Oleh: Muhammad Nizhamuddin
Perbincangan mengenai kesetaraan merupakan topik yang terus menerus digaungkan di era postmodernis yang terkenal akan masyarakatnya yang egaliter. Hal ini lahir dari sebuah trauma manusia akan perbedaan kasta sosial yang mencolok, hingga puncaknya pada praktik perbudakan di masa lampau yang menodai martabat kemanusiaan. Fitrah manusia sebagai makhluk sosial tentu membuat mereka ingin keluar dari keadaan tersebut dari generasi hingga generasi terus melakukan upaya revolusi untuk menumpas kejomplangan kasta sosial yang ada, hingga puncaknya lahirlah egalitarianisme.
Egalitarianisme adalah sebuah aliran pemikiran dalam filsafat politik yang memprioritaskan kesetaraan sosial bagi semua orang. Pemikiran ini merupakan salah satu bibit yang memantik revolusi perancis yang merubah sistem negara dari kerajaan dibawah kuasa gereja, menjadi negara liberal-sekuler yang berasaskan kebebasan, kesetaraan, hingga persaudaraan. Dan revolusi tersebut menjadi kiblat dunia dalam berubahnya tatanan sosial dengan demokrasi sebagai sistem pemerintahan di banyak negara.

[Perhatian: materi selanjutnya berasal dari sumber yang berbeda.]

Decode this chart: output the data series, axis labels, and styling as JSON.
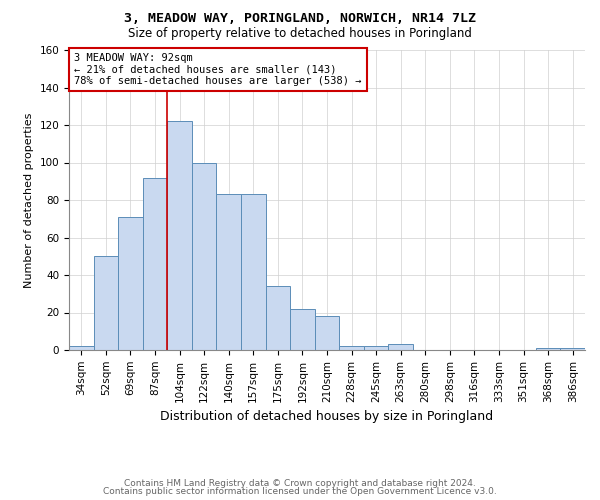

Namun, diskriminasi sosial yang lahir dari skat keberagaman belumlah sirna. Kebutuhan hidup dan persaingan menjadi kompetisi antar kelompok dan lapisan masyarakat merupakan penyebab utamanya. Ini dibuktikan dengan masifnya gerakan anti semitisme di Jerman, isu perbedaan warna kulit color line di Amerika. Di Afrika juga dikenal istilah politik apartheid, hingga di india yang terkenal akan sistem kastanya (brahmana, ksatria, waisa dan sudra).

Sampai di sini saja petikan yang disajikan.